À trois reprises depuis le mois de décembre, les juges ont reconnu que les vaccins pouvaient entraîner l’apparition de maladies. Ainsi, le 22 décembre dernier, la cour administrative d’appel de Nantes a condamné l’État à verser plus de 190 000 euros à une secrétaire médicale. Obligée de se vacciner contre l’hépatite B dans le cadre de son métier, cette dernière avait par la suite développé une myofasciite à macrophages.

Le 23 janvier, c’était au tour de la cour d’appel de Bordeaux de reconnaître le laboratoire pharmaceutique Sanofi responsable de l’apparition de la sclérose en plaques d’un homme vacciné contre l’hépatite B en 1996.

Enfin, la cour d’appel de Montpellier a condamné le 7 mars l’armée française à verser une pension à une ancien militaire. Vacciné contre la fièvre jaune début 2005, ce dernier avait développé seize mois plus tard une sclérose en plaques.

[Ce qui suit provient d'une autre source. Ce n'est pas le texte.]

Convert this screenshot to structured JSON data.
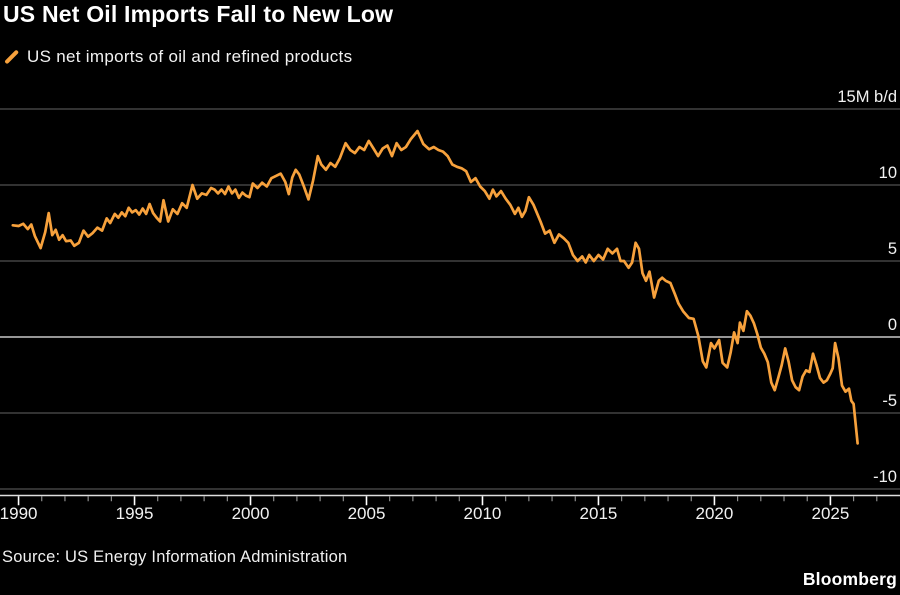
{
  "header": {
    "title": "US Net Oil Imports Fall to New Low"
  },
  "legend": {
    "label": "US net imports of oil and refined products"
  },
  "footer": {
    "source": "Source: US Energy Information Administration",
    "brand": "Bloomberg"
  },
  "colors": {
    "background": "#000000",
    "line": "#F7A13C",
    "grid": "#4F4F4F",
    "zero_line": "#ABABAB",
    "axis_line": "#DEDEDE",
    "minor_tick": "#9A9A9A",
    "major_tick": "#FFFFFF",
    "label_text": "#F2F2F2"
  },
  "chart_data": {
    "type": "line",
    "title": "US Net Oil Imports Fall to New Low",
    "series_name": "US net imports of oil and refined products",
    "unit": "M b/d",
    "xlabel": "",
    "ylabel": "15M b/d",
    "grid": true,
    "legend_position": "top-left",
    "xlim": [
      1989.2,
      2028.0
    ],
    "ylim": [
      -10,
      15
    ],
    "y_ticks": [
      {
        "value": 15,
        "label": "15M b/d"
      },
      {
        "value": 10,
        "label": "10"
      },
      {
        "value": 5,
        "label": "5"
      },
      {
        "value": 0,
        "label": "0"
      },
      {
        "value": -5,
        "label": "-5"
      },
      {
        "value": -10,
        "label": "-10"
      }
    ],
    "x_major_ticks": [
      1990,
      1995,
      2000,
      2005,
      2010,
      2015,
      2020,
      2025
    ],
    "x_minor_tick_start": 1990,
    "x_minor_tick_end": 2027,
    "points": [
      [
        1989.75,
        7.35
      ],
      [
        1990.0,
        7.3
      ],
      [
        1990.2,
        7.45
      ],
      [
        1990.4,
        7.1
      ],
      [
        1990.55,
        7.4
      ],
      [
        1990.7,
        6.65
      ],
      [
        1990.95,
        5.85
      ],
      [
        1991.15,
        6.9
      ],
      [
        1991.3,
        8.15
      ],
      [
        1991.45,
        6.7
      ],
      [
        1991.6,
        7.05
      ],
      [
        1991.75,
        6.4
      ],
      [
        1991.9,
        6.7
      ],
      [
        1992.05,
        6.3
      ],
      [
        1992.25,
        6.35
      ],
      [
        1992.4,
        6.0
      ],
      [
        1992.6,
        6.2
      ],
      [
        1992.8,
        7.0
      ],
      [
        1993.0,
        6.6
      ],
      [
        1993.2,
        6.85
      ],
      [
        1993.4,
        7.2
      ],
      [
        1993.6,
        7.0
      ],
      [
        1993.8,
        7.8
      ],
      [
        1993.95,
        7.5
      ],
      [
        1994.15,
        8.1
      ],
      [
        1994.3,
        7.85
      ],
      [
        1994.45,
        8.2
      ],
      [
        1994.6,
        7.95
      ],
      [
        1994.75,
        8.5
      ],
      [
        1994.9,
        8.2
      ],
      [
        1995.05,
        8.35
      ],
      [
        1995.2,
        8.05
      ],
      [
        1995.35,
        8.45
      ],
      [
        1995.5,
        8.1
      ],
      [
        1995.65,
        8.75
      ],
      [
        1995.8,
        8.15
      ],
      [
        1995.95,
        7.85
      ],
      [
        1996.1,
        7.6
      ],
      [
        1996.25,
        9.0
      ],
      [
        1996.45,
        7.6
      ],
      [
        1996.65,
        8.4
      ],
      [
        1996.85,
        8.1
      ],
      [
        1997.05,
        8.8
      ],
      [
        1997.25,
        8.5
      ],
      [
        1997.5,
        10.0
      ],
      [
        1997.7,
        9.1
      ],
      [
        1997.9,
        9.45
      ],
      [
        1998.1,
        9.35
      ],
      [
        1998.3,
        9.8
      ],
      [
        1998.45,
        9.7
      ],
      [
        1998.6,
        9.45
      ],
      [
        1998.75,
        9.7
      ],
      [
        1998.9,
        9.4
      ],
      [
        1999.05,
        9.9
      ],
      [
        1999.2,
        9.45
      ],
      [
        1999.35,
        9.7
      ],
      [
        1999.5,
        9.15
      ],
      [
        1999.65,
        9.5
      ],
      [
        1999.8,
        9.3
      ],
      [
        1999.95,
        9.2
      ],
      [
        2000.1,
        10.1
      ],
      [
        2000.3,
        9.8
      ],
      [
        2000.5,
        10.15
      ],
      [
        2000.7,
        9.9
      ],
      [
        2000.9,
        10.45
      ],
      [
        2001.1,
        10.6
      ],
      [
        2001.3,
        10.75
      ],
      [
        2001.5,
        10.2
      ],
      [
        2001.65,
        9.4
      ],
      [
        2001.8,
        10.5
      ],
      [
        2001.95,
        11.0
      ],
      [
        2002.1,
        10.7
      ],
      [
        2002.3,
        9.9
      ],
      [
        2002.5,
        9.05
      ],
      [
        2002.7,
        10.3
      ],
      [
        2002.9,
        11.9
      ],
      [
        2003.05,
        11.35
      ],
      [
        2003.25,
        11.0
      ],
      [
        2003.45,
        11.45
      ],
      [
        2003.65,
        11.2
      ],
      [
        2003.85,
        11.75
      ],
      [
        2004.1,
        12.75
      ],
      [
        2004.3,
        12.3
      ],
      [
        2004.5,
        12.1
      ],
      [
        2004.7,
        12.5
      ],
      [
        2004.9,
        12.3
      ],
      [
        2005.1,
        12.9
      ],
      [
        2005.3,
        12.4
      ],
      [
        2005.5,
        11.9
      ],
      [
        2005.7,
        12.4
      ],
      [
        2005.9,
        12.6
      ],
      [
        2006.1,
        11.9
      ],
      [
        2006.3,
        12.75
      ],
      [
        2006.5,
        12.3
      ],
      [
        2006.7,
        12.5
      ],
      [
        2006.9,
        13.0
      ],
      [
        2007.2,
        13.55
      ],
      [
        2007.45,
        12.7
      ],
      [
        2007.7,
        12.35
      ],
      [
        2007.9,
        12.5
      ],
      [
        2008.1,
        12.3
      ],
      [
        2008.3,
        12.2
      ],
      [
        2008.5,
        11.9
      ],
      [
        2008.7,
        11.35
      ],
      [
        2008.9,
        11.2
      ],
      [
        2009.1,
        11.1
      ],
      [
        2009.3,
        10.9
      ],
      [
        2009.5,
        10.2
      ],
      [
        2009.7,
        10.45
      ],
      [
        2009.9,
        9.9
      ],
      [
        2010.1,
        9.6
      ],
      [
        2010.3,
        9.1
      ],
      [
        2010.45,
        9.7
      ],
      [
        2010.6,
        9.25
      ],
      [
        2010.8,
        9.6
      ],
      [
        2011.0,
        9.1
      ],
      [
        2011.2,
        8.7
      ],
      [
        2011.4,
        8.1
      ],
      [
        2011.55,
        8.5
      ],
      [
        2011.7,
        7.9
      ],
      [
        2011.85,
        8.3
      ],
      [
        2012.0,
        9.2
      ],
      [
        2012.2,
        8.7
      ],
      [
        2012.5,
        7.6
      ],
      [
        2012.7,
        6.8
      ],
      [
        2012.9,
        7.0
      ],
      [
        2013.1,
        6.2
      ],
      [
        2013.3,
        6.75
      ],
      [
        2013.5,
        6.5
      ],
      [
        2013.7,
        6.2
      ],
      [
        2013.9,
        5.4
      ],
      [
        2014.1,
        5.0
      ],
      [
        2014.3,
        5.3
      ],
      [
        2014.45,
        4.9
      ],
      [
        2014.6,
        5.4
      ],
      [
        2014.8,
        5.0
      ],
      [
        2015.0,
        5.4
      ],
      [
        2015.2,
        5.1
      ],
      [
        2015.4,
        5.8
      ],
      [
        2015.6,
        5.5
      ],
      [
        2015.8,
        5.8
      ],
      [
        2015.95,
        5.0
      ],
      [
        2016.1,
        5.0
      ],
      [
        2016.3,
        4.55
      ],
      [
        2016.45,
        4.9
      ],
      [
        2016.6,
        6.2
      ],
      [
        2016.75,
        5.8
      ],
      [
        2016.9,
        4.2
      ],
      [
        2017.05,
        3.7
      ],
      [
        2017.2,
        4.3
      ],
      [
        2017.4,
        2.6
      ],
      [
        2017.6,
        3.7
      ],
      [
        2017.75,
        3.9
      ],
      [
        2017.9,
        3.7
      ],
      [
        2018.1,
        3.55
      ],
      [
        2018.3,
        2.8
      ],
      [
        2018.45,
        2.2
      ],
      [
        2018.65,
        1.7
      ],
      [
        2018.9,
        1.25
      ],
      [
        2019.1,
        1.2
      ],
      [
        2019.3,
        0.1
      ],
      [
        2019.5,
        -1.6
      ],
      [
        2019.65,
        -2.0
      ],
      [
        2019.85,
        -0.4
      ],
      [
        2020.0,
        -0.75
      ],
      [
        2020.2,
        -0.2
      ],
      [
        2020.35,
        -1.7
      ],
      [
        2020.55,
        -2.0
      ],
      [
        2020.7,
        -1.0
      ],
      [
        2020.85,
        0.3
      ],
      [
        2021.0,
        -0.4
      ],
      [
        2021.1,
        0.95
      ],
      [
        2021.25,
        0.4
      ],
      [
        2021.4,
        1.7
      ],
      [
        2021.55,
        1.4
      ],
      [
        2021.7,
        0.9
      ],
      [
        2021.85,
        0.2
      ],
      [
        2022.0,
        -0.7
      ],
      [
        2022.15,
        -1.1
      ],
      [
        2022.3,
        -1.65
      ],
      [
        2022.45,
        -3.0
      ],
      [
        2022.6,
        -3.5
      ],
      [
        2022.75,
        -2.7
      ],
      [
        2022.9,
        -1.85
      ],
      [
        2023.05,
        -0.75
      ],
      [
        2023.2,
        -1.65
      ],
      [
        2023.35,
        -2.85
      ],
      [
        2023.5,
        -3.3
      ],
      [
        2023.65,
        -3.5
      ],
      [
        2023.8,
        -2.6
      ],
      [
        2023.95,
        -2.2
      ],
      [
        2024.1,
        -2.3
      ],
      [
        2024.25,
        -1.1
      ],
      [
        2024.4,
        -1.85
      ],
      [
        2024.55,
        -2.7
      ],
      [
        2024.7,
        -3.0
      ],
      [
        2024.85,
        -2.85
      ],
      [
        2025.0,
        -2.4
      ],
      [
        2025.1,
        -2.05
      ],
      [
        2025.2,
        -0.4
      ],
      [
        2025.35,
        -1.4
      ],
      [
        2025.5,
        -3.2
      ],
      [
        2025.65,
        -3.6
      ],
      [
        2025.8,
        -3.4
      ],
      [
        2025.9,
        -4.2
      ],
      [
        2026.0,
        -4.4
      ],
      [
        2026.17,
        -7.0
      ]
    ]
  }
}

Divergence d’opinion entre la justice et les scientifiques

Si la justice a établi dans le cadre de ses jugements un lien de causalité entre vaccination et développement de maladies, aucune étude scientifique n’abonde pour le moment dans son sens. Interrogée par Ouest France, Liliane Grandeot-Keros, membre de l’Académie nationale de pharmacie, déplore que « l’autorité judiciaire française ne suive pas les scientifiques ».

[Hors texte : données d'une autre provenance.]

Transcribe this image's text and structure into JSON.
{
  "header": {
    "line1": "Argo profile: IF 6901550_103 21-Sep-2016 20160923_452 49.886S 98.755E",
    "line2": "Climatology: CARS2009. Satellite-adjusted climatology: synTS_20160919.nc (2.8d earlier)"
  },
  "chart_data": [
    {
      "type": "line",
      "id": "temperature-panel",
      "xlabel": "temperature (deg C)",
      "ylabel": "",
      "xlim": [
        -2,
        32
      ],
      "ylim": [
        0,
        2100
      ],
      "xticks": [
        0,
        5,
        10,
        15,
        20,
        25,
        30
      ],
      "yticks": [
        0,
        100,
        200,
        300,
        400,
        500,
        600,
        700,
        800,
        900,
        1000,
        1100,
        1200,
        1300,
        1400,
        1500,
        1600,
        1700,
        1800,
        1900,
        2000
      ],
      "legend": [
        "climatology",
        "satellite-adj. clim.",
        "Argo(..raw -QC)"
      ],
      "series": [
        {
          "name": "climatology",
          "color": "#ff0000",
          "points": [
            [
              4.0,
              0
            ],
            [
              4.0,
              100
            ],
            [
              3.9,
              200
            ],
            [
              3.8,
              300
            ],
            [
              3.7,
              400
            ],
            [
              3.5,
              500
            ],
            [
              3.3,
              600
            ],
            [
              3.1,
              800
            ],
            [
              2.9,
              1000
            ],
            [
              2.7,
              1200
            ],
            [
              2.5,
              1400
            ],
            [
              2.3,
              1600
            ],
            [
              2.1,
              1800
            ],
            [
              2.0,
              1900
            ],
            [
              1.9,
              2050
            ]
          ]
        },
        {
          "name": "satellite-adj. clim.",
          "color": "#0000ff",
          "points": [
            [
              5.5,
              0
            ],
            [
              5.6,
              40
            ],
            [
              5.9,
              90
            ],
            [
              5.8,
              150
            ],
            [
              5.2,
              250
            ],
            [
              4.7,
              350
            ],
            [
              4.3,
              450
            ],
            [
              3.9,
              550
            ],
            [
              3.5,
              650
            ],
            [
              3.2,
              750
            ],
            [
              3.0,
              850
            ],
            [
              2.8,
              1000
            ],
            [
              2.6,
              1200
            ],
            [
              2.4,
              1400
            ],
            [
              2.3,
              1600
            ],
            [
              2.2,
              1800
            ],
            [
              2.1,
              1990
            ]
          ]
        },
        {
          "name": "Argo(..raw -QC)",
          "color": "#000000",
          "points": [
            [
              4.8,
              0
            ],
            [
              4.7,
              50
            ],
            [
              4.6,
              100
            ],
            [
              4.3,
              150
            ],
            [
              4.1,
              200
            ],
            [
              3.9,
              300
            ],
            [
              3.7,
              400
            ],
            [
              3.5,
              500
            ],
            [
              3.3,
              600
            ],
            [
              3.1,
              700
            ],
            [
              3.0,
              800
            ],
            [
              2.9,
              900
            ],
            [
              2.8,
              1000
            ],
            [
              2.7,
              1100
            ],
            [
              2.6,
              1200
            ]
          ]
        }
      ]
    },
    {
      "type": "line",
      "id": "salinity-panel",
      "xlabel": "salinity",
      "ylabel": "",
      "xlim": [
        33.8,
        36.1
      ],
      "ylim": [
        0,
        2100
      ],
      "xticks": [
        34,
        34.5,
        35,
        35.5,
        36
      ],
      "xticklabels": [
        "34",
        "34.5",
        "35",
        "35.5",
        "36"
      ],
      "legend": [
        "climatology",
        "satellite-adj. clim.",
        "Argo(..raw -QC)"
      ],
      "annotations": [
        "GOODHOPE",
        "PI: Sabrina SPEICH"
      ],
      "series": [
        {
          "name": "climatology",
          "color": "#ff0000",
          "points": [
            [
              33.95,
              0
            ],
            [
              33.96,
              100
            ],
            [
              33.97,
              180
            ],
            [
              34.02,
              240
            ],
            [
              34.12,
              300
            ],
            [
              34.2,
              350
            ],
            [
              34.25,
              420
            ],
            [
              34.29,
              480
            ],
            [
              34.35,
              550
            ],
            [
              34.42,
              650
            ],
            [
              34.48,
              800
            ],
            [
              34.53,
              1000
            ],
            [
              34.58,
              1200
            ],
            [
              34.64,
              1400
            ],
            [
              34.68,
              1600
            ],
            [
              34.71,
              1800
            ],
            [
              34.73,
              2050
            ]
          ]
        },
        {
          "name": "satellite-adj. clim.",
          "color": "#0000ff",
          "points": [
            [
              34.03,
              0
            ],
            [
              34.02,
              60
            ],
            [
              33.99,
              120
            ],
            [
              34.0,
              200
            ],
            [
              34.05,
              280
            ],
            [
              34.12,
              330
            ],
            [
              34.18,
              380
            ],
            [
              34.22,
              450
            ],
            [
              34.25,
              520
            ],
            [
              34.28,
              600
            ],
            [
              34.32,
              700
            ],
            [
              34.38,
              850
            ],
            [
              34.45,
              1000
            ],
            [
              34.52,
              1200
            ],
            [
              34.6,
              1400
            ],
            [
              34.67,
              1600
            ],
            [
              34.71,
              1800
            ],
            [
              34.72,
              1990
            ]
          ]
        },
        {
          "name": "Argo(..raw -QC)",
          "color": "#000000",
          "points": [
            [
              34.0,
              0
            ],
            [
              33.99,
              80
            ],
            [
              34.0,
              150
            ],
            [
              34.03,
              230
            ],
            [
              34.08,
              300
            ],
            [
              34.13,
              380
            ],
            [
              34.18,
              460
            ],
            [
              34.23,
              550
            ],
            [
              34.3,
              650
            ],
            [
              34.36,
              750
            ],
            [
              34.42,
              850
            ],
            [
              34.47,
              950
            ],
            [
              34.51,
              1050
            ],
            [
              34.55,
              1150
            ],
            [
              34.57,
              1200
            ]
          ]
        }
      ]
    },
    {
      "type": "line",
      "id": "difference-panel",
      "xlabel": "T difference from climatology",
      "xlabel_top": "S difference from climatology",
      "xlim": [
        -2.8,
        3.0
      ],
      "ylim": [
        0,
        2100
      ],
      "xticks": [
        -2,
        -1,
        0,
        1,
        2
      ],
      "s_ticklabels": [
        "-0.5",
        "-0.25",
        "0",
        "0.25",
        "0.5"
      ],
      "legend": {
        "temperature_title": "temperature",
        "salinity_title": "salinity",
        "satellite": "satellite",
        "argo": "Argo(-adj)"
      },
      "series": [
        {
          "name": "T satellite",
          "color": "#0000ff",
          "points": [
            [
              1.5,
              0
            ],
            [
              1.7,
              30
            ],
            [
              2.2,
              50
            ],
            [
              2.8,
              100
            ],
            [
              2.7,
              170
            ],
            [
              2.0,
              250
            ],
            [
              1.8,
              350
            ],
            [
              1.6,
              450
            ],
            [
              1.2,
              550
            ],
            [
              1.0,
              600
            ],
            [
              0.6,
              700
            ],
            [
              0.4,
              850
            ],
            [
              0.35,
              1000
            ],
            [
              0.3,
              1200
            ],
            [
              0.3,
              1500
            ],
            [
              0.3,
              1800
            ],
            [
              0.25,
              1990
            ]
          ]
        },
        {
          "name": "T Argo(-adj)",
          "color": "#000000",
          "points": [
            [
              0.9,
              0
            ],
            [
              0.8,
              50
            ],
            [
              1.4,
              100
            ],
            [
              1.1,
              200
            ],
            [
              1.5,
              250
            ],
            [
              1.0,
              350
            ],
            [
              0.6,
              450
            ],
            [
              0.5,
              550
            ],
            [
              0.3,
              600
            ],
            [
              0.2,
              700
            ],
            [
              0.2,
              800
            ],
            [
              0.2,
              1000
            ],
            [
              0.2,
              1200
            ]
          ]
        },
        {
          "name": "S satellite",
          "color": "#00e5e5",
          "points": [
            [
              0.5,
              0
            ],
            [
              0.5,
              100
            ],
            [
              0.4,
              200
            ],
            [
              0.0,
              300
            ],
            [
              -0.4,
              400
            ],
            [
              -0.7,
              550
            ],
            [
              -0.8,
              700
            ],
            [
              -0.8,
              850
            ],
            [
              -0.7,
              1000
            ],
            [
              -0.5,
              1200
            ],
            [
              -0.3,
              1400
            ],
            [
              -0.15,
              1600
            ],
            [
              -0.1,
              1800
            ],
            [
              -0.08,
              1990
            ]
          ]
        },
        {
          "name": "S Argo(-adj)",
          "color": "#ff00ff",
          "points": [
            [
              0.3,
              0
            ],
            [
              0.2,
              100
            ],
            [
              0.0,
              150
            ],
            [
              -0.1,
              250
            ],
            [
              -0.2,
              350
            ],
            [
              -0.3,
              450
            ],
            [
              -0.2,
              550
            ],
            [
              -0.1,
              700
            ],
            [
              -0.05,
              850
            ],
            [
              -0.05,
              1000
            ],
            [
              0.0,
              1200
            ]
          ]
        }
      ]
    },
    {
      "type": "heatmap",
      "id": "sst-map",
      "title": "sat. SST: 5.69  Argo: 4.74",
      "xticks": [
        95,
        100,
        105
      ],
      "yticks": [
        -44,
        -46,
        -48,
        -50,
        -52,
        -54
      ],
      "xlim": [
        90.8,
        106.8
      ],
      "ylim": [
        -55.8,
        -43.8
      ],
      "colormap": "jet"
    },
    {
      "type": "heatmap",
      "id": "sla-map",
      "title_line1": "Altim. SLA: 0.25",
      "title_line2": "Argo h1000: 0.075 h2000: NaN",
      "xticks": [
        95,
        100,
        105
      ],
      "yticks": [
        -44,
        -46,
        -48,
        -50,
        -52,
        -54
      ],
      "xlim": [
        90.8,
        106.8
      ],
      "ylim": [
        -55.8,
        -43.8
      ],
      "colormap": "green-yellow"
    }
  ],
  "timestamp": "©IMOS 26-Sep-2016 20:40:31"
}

« Je ne comprends pas les tribunaux qui prennent ces décisions : sur quoi se basent-ils ? », se demande Liliane Grandeot-Keros. Pour elle, ces décisions judiciaires alimentent la méfiance du grand public envers les vaccins. « On va aboutir à quoi ? Au fait que les gens ne vont plus se faire vacciner », regrette-t-elle.

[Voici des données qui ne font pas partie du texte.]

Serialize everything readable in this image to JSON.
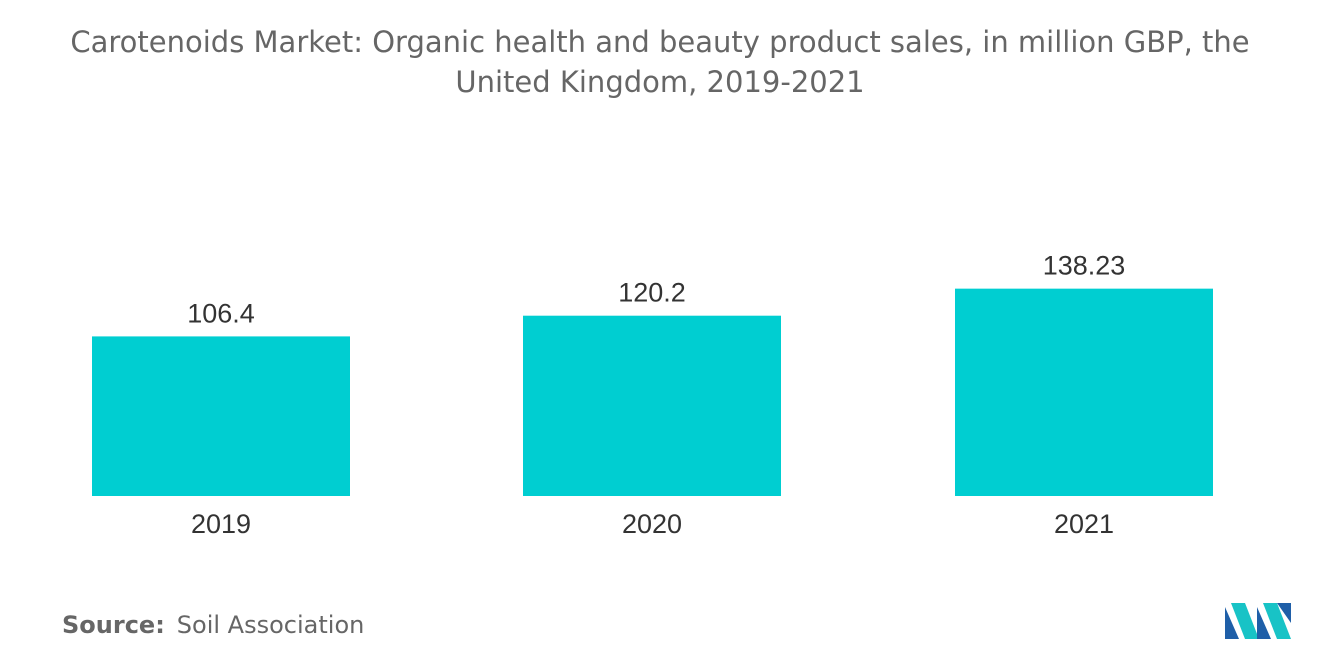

Pour la juriste Clémentine Lequillerier, membre de l’Institut Droit et Santé à l’université Paris-Descartes, « il existe une distinction entre la causalité juridique et la causalité scientifique ». « La justice cherche ce qui est juste, pour indemniser les victimes potentielles. Ce n’est pas parce qu’on reconnaît un lien de causalité juridique que cela remet en cause la balance bénéfices/risques des vaccins, que les juristes ne sont pas en mesure d’apprécier », explique la juriste.

Expliquer au grand public « avec pédagogie »

Cette distinction doit être « expliquée avec pédagogie » afin de ne pas alimenter la méfiance contre les bienfaits des vaccins, ajoute Clémentine Lequillerier. Pour cette dernière, c’est lorsque les poursuites visent les fabricants de vaccins que la défiance du grand public vis-à-vis de la vaccination augmente. « Pour ces cas, il y a eu un basculement en 2008. La Cour de cassation a alors estimé que même en l’absence de certitude scientifique, une victime pouvait être indemnisée. »

Le 21 juin 2017, un arrêt de la Cour de justice de l’Union européenne (CJUE) a ainsi établi que « des indices graves, précis et concordants » apportés par un plaignant peuvent permettre de « conclure à l’existence d’un défaut du vaccin et à celle d’un lien de causalité » avec la maladie. Toutefois, avait estimé la Cour de justice, impossible de lister des critères préétablis permettant de conclure automatiquement à un lien de causalité. Il revient alors aux juges de statuer au cas par cas.

Une casuistique qui risque d'en troubler plus d'un.